Your deployment key is a unique and secret identifier to your organization. You use it to enable the Threat Stack agent to properly connect it from your server to our backend. Most installs require you to define your deployment key when you push the agent to your host.
Store Your Deploy Key
Configuration Management Tools
If you use a configuration management tool, we recommend using their encryption system to manage your key (examples: Encrypted Hiera for Puppet, Vault for Ansible, Encrypted Data Bags for Chef, etc).
If you store your deployment key locally, encrypt the file and store it in an access-restricted directory.
Share your Deploy Key
If you share the key within your team, we recommend:
- Directing users to your Threat Stack organization to obtain the deploy key
If the user does not have direct access to your Threat Stack organization and they need the key:
- Use a password storage software (example: 1Password or LastPass)
- Threat Stack will never ask for your deploy key by email - do not email your deploy key
- Obscure the deployment key when screen sharing and in screenshots
- In the case of cloud-init, be sure you’re using a trusted Cloud Provider
Risks of a Deploy Key
The main risk associated with a deploy key is that key could be leaked and used maliciously.
If your deployment key is leaked, malicious users can deploy agents on their own systems and flood your Threat Stack organization with events and alerts from outside systems. This will make proper monitoring of your infrastructure’s hosts much more difficult and hinder your ability to quickly respond to real threats.
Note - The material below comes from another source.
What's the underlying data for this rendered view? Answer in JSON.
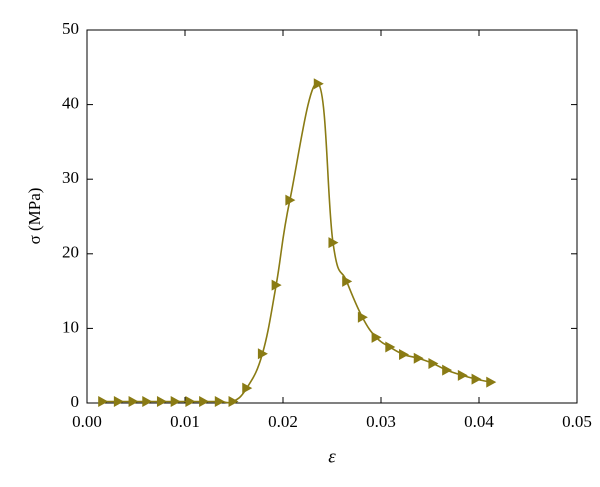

You can reduce a risk of a leak by:
Obscuring deploy key information on screenshots, including:
- Diagnostic images
- Agent deployment images
Limiting screen sharing of agent deployments to only trusted users.
Threat Stack will never ask for your deploy key by email - do not email your deploy key
Rotate a Deploy Key
Rotation of a deploy key is typically recommended only in the event you believe your previous deployment key was compromised.
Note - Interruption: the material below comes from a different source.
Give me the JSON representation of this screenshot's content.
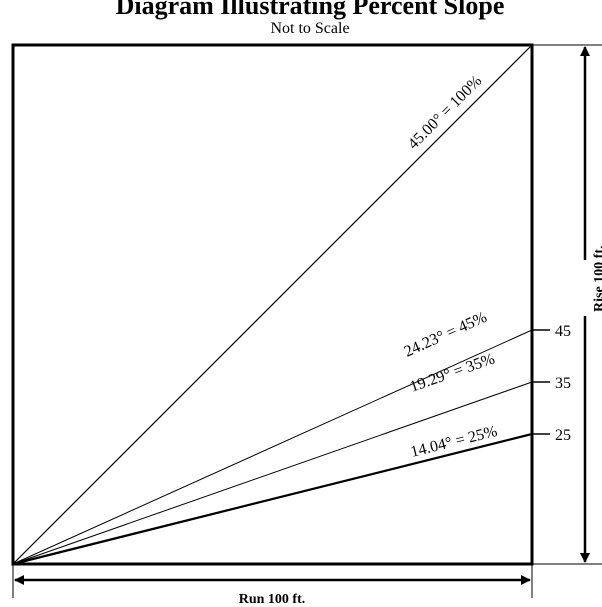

Examples of deployment key compromise:
- The deployment key was unintentionally shared by a screenshot of agent deployment command line or other image
- An unauthorised user accessed your organisation
If you rotate your deployment key, future deployments of the agent must use the new key to register to the platform. Agents cannot connect and send data without first registering with your organization’s deploy key.
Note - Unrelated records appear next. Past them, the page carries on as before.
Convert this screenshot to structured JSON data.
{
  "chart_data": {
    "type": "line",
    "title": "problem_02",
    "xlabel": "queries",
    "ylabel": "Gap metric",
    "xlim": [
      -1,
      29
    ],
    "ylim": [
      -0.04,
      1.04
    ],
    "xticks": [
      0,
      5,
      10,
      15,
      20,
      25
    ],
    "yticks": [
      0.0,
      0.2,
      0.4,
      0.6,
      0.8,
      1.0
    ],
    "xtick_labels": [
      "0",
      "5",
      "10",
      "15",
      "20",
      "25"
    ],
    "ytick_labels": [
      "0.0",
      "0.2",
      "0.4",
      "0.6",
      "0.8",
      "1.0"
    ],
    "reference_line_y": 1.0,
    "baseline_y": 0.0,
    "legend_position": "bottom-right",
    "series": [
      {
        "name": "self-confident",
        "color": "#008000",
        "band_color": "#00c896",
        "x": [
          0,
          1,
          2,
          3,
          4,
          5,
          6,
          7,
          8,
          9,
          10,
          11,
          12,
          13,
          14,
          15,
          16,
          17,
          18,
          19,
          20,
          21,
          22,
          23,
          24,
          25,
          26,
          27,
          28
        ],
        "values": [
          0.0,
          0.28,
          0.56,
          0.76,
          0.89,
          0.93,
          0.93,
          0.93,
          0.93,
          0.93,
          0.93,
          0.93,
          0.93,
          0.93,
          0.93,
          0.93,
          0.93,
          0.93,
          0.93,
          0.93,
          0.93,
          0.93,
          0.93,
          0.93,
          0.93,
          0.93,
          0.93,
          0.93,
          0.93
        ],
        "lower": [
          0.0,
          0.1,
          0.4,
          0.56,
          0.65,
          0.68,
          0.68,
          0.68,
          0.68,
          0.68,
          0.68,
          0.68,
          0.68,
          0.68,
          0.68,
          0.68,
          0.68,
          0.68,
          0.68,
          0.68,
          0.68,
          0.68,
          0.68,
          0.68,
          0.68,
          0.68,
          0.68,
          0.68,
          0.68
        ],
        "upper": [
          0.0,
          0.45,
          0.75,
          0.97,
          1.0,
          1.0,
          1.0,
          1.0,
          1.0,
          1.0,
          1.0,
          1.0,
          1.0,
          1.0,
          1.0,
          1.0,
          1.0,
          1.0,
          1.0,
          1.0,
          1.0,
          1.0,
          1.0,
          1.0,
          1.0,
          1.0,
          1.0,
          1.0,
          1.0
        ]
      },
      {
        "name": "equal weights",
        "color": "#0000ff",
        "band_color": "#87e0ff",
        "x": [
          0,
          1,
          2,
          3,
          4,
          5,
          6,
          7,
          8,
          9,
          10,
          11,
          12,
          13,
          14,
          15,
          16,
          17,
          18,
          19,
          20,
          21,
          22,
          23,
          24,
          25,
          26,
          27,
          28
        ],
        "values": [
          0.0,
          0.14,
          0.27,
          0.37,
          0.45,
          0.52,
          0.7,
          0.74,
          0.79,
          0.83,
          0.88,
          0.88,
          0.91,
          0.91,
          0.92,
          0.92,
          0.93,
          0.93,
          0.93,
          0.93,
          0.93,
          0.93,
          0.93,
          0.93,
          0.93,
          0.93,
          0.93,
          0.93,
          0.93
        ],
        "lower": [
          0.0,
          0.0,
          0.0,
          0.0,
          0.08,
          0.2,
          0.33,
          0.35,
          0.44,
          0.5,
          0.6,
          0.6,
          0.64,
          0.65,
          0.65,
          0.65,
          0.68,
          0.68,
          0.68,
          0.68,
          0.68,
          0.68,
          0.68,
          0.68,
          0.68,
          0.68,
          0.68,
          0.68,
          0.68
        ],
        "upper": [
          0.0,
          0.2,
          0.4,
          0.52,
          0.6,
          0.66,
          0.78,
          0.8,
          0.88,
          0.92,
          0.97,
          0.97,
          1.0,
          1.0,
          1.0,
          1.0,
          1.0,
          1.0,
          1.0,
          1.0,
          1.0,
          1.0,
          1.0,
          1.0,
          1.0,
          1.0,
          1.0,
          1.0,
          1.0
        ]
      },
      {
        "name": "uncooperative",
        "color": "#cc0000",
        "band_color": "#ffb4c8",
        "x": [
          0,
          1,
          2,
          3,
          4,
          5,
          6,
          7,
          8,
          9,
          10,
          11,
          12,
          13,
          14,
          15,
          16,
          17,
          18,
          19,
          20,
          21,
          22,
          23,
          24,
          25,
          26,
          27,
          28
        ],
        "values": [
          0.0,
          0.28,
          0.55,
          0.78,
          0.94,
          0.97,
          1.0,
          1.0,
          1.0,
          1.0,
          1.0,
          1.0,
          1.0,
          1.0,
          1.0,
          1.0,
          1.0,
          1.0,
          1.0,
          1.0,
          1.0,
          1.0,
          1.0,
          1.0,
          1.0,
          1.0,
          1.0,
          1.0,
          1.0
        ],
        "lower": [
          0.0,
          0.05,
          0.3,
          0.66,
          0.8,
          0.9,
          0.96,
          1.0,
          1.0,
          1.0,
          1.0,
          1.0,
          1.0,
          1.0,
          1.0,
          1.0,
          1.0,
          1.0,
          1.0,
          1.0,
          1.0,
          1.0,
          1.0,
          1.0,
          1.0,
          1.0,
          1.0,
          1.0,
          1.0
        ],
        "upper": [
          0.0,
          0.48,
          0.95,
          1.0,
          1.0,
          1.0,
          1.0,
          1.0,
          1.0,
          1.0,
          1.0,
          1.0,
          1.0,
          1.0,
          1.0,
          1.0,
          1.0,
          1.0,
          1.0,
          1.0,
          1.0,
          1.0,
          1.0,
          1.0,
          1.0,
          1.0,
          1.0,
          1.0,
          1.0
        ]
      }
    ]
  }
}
Threat Stack continues to monitor all active, previously deployed hosts as they no longer need the deploy key after registration. However, your previous key will no longer work for deploying agents on new hosts.
Additionally, you will need to update your automation tools and key managers such as Chef, Ansible, Puppet, and 1Password with the new deployment key.
If you do not update these automation tools and key managers, any new hosts that you create will not be populated and monitored in Threat Stack. Depending on how you configured your automation tools, this may lead to failed runs or bootstrapping of servers into your environment.
How to Rotate a Deploy Key
If you believe your deployment key has been compromised, navigate to your Threat Stack organization:
- Go to the Settings page and access the Application Keys tab
- Click the Reset Deployment Key button, a new deploy key will display
Now that you have rotated your deploy key, you will need to update any automation tools and key managers that you use. If you do not update these automation tools and key managers, any new hosts that you create will not be populated and monitored in Threat Stack.